As a mommy, and a wife, I always come last. My needs are ALWAYS met last. And for a while, I was okay with that. But I have found out that when I don't take care of myself, I can't take care of anyone else. I don't think my husband has realized this yet, though. I try not to ask for much. I try not to ask him for help, or for anything, really. I wish he was more assertive, and wanted to put my needs ahead of other things, sometimes.... But I'm taking better care of myself, for me. I do things to make Me feel good. Dressing nice, or sometimes NOT dressing nice. I feel good listening to myself, not trying to please anyone else. My self esteem has gone up so high because i'm not worried about what anyone thinks of me. I am more centered, more grounded. And I do things I want to do. This makes me feel more healthy. Mentally healthy. And that's helped me be a better mom, and wife.
4.) I'm the only one in control of myself, and my happiness.
This has been the biggest one for me. I am so used to giving somebody else the power to build me up, or break me down. That's not realistic, anymore. I am the only one that has the power to make me happy. My mind and thoughts are mine. And nobody has the power to control that anymore. Nobody. i've finally found that comfort in myself that i spent almost six years looking for. And that's the best thing I've learned.

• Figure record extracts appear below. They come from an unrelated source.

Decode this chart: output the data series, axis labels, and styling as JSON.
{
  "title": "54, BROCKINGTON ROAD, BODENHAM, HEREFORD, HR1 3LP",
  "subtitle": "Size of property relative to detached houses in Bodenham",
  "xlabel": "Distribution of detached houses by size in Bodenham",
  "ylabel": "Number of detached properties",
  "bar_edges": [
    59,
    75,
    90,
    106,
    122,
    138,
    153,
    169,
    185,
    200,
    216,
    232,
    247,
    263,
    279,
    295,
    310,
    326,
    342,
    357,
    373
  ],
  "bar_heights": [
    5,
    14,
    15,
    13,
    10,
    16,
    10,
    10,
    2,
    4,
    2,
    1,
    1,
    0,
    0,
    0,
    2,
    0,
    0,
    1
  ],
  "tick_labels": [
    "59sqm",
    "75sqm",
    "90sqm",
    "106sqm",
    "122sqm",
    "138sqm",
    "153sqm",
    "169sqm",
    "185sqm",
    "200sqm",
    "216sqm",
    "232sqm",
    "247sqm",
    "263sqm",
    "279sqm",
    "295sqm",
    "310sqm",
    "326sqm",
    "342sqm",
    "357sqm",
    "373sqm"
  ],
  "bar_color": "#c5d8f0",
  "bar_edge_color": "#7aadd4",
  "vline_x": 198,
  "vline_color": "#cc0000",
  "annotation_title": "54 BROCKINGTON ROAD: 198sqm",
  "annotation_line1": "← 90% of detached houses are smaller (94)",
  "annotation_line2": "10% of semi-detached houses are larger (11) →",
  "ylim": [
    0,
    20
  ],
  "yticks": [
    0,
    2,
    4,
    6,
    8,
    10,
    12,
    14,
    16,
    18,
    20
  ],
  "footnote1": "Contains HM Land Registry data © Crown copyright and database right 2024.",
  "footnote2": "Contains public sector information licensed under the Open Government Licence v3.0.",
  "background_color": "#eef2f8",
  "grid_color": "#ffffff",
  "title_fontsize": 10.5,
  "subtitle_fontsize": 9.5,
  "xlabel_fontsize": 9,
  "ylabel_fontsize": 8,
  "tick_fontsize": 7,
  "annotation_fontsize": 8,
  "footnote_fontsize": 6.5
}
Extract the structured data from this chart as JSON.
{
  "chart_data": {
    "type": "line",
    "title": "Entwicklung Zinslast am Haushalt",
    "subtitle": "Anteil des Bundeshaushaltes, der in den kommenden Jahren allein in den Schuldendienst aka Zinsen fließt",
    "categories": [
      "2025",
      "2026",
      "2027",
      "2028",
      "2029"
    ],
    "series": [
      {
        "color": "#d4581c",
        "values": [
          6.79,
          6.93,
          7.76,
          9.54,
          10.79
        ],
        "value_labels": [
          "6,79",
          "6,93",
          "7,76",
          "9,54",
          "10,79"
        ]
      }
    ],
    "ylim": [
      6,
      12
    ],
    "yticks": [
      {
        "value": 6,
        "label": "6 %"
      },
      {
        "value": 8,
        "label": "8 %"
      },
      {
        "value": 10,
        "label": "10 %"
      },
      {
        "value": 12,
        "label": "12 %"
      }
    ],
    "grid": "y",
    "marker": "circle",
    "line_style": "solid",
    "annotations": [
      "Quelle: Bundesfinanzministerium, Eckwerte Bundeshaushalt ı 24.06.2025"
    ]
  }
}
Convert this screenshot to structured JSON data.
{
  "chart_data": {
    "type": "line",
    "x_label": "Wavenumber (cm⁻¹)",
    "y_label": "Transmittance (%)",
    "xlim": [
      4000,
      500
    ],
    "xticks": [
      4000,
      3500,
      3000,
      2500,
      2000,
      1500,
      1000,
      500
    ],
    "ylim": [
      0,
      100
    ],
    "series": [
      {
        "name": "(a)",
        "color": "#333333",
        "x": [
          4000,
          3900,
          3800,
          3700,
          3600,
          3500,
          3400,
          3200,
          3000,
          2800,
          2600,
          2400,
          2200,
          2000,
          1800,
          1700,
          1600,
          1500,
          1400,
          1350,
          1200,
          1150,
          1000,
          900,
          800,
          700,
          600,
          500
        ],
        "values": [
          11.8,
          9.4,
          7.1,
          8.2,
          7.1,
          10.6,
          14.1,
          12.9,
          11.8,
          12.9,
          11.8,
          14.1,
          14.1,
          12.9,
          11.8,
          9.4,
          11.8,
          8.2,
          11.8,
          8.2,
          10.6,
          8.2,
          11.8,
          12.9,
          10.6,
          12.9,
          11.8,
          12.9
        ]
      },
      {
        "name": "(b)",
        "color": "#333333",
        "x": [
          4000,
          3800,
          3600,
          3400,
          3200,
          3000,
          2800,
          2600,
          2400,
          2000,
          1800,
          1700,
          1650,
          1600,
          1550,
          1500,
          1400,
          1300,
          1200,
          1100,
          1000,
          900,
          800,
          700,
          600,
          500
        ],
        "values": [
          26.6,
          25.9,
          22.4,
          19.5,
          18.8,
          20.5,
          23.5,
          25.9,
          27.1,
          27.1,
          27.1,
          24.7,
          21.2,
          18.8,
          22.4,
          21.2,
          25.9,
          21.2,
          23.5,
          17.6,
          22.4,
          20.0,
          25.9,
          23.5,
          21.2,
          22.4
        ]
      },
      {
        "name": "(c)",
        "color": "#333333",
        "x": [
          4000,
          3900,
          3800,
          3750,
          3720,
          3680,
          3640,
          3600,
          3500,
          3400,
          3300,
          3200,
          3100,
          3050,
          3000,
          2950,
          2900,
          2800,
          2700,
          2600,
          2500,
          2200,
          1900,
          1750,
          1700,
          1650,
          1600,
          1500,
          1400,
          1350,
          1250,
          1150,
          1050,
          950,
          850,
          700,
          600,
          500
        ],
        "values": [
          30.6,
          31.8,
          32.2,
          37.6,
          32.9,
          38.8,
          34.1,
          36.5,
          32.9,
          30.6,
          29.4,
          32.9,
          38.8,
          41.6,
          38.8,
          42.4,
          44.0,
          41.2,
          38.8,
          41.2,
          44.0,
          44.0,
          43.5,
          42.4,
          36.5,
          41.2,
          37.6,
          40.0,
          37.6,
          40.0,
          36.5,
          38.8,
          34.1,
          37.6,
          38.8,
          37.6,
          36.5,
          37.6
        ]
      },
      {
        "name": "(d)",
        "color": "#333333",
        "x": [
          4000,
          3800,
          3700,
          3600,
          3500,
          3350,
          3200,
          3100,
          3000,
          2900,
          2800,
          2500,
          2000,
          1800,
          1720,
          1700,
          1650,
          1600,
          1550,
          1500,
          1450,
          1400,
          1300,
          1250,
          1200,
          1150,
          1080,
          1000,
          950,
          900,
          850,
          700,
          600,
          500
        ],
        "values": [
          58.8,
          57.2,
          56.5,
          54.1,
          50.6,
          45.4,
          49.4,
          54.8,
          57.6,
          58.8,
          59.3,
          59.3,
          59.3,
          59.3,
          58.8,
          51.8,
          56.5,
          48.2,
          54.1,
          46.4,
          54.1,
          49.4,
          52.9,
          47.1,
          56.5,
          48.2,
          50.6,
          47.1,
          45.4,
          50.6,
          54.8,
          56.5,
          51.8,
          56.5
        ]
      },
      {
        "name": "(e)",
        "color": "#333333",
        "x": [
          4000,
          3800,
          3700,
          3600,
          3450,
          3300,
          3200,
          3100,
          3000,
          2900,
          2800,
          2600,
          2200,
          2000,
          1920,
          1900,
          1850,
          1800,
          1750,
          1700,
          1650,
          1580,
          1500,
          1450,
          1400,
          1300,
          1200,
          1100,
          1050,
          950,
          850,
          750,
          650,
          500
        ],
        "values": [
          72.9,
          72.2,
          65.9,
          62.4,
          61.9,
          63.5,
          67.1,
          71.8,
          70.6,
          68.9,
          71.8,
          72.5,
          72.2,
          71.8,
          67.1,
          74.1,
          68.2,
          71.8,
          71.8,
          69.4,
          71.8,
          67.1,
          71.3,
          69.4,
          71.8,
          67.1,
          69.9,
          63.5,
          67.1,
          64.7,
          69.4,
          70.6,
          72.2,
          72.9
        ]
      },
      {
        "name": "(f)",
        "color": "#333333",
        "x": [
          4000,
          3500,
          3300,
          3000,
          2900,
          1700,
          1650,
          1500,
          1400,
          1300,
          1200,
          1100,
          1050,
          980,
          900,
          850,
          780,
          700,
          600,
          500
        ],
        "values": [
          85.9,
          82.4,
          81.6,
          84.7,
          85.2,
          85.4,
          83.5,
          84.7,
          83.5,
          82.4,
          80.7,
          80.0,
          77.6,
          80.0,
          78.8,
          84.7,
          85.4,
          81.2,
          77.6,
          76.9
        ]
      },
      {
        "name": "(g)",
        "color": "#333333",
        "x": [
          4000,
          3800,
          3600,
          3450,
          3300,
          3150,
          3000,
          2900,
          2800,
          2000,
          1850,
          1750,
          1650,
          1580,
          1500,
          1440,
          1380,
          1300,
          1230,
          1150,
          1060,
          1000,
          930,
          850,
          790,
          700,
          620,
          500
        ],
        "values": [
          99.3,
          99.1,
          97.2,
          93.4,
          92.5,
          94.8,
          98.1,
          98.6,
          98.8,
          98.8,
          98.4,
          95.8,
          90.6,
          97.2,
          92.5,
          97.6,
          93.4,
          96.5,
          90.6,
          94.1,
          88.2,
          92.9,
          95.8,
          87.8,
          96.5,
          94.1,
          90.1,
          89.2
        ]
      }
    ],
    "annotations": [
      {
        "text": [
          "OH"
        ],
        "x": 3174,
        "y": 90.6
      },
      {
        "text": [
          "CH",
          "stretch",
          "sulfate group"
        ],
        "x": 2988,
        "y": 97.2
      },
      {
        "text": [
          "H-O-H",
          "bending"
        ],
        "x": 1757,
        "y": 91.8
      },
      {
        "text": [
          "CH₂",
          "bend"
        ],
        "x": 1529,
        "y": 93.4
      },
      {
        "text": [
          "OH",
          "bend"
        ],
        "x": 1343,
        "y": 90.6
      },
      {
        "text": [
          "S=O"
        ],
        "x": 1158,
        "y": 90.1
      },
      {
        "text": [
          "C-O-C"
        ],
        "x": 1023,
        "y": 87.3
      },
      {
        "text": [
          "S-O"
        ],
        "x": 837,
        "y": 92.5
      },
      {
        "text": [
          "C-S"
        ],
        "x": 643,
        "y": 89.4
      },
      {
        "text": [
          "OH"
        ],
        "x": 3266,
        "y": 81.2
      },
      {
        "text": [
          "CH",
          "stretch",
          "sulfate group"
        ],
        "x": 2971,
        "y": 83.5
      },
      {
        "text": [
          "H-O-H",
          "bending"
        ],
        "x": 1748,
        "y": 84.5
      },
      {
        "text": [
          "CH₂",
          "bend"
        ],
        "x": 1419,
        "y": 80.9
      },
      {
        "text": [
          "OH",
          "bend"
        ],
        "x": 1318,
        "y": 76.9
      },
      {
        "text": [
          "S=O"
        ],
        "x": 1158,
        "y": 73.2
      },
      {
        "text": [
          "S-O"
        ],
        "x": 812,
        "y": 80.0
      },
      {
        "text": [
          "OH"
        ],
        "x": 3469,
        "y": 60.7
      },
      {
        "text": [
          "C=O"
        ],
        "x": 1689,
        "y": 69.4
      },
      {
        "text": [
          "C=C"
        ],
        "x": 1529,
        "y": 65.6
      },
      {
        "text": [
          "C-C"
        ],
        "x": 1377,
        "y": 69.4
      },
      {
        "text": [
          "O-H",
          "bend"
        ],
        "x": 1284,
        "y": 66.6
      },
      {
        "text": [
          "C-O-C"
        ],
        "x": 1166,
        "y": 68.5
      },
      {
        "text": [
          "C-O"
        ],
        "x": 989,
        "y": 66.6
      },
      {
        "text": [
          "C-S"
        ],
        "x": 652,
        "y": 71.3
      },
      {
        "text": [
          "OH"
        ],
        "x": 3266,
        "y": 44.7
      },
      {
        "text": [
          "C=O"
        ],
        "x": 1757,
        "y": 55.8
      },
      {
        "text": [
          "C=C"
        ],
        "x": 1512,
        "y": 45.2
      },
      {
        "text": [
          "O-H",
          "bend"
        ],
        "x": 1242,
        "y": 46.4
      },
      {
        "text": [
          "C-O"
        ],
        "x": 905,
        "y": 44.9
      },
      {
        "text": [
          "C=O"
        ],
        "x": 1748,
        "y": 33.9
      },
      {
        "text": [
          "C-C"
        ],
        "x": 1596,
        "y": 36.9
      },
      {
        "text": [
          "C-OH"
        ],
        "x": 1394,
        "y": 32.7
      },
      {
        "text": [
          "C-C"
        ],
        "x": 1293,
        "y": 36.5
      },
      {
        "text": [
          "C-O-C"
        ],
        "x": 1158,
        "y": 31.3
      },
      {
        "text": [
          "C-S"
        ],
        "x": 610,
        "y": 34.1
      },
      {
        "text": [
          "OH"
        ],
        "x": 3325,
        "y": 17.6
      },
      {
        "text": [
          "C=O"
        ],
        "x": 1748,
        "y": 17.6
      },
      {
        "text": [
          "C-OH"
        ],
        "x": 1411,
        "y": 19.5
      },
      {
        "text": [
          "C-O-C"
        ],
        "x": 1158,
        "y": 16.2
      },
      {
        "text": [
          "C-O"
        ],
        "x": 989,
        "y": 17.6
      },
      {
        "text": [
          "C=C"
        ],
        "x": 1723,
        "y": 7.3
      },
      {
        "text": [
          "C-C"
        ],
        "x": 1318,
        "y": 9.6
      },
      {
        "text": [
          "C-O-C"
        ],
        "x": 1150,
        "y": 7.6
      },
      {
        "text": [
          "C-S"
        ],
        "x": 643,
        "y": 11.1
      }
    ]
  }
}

And my plan? To keep this up. I can't slip. Because I feel like I've taken the steps to personal growth. And that's so rewarding. I spent the last few months losing weight, trying to be a good wife, trying to raise up my kids. There's so many things I have accomplished this far in my life. And i'm happy with where I'm at. And I'm even happier now that I actually took the time to sit, and think. Nobody else may realize these little changes I've made, but the way that i feel is amazing. I feel like a whole new person. A whole better person. And that makes me feel so much lighter. So much happier. <3 my goal is to just keep this up, and to continue to learn from myself.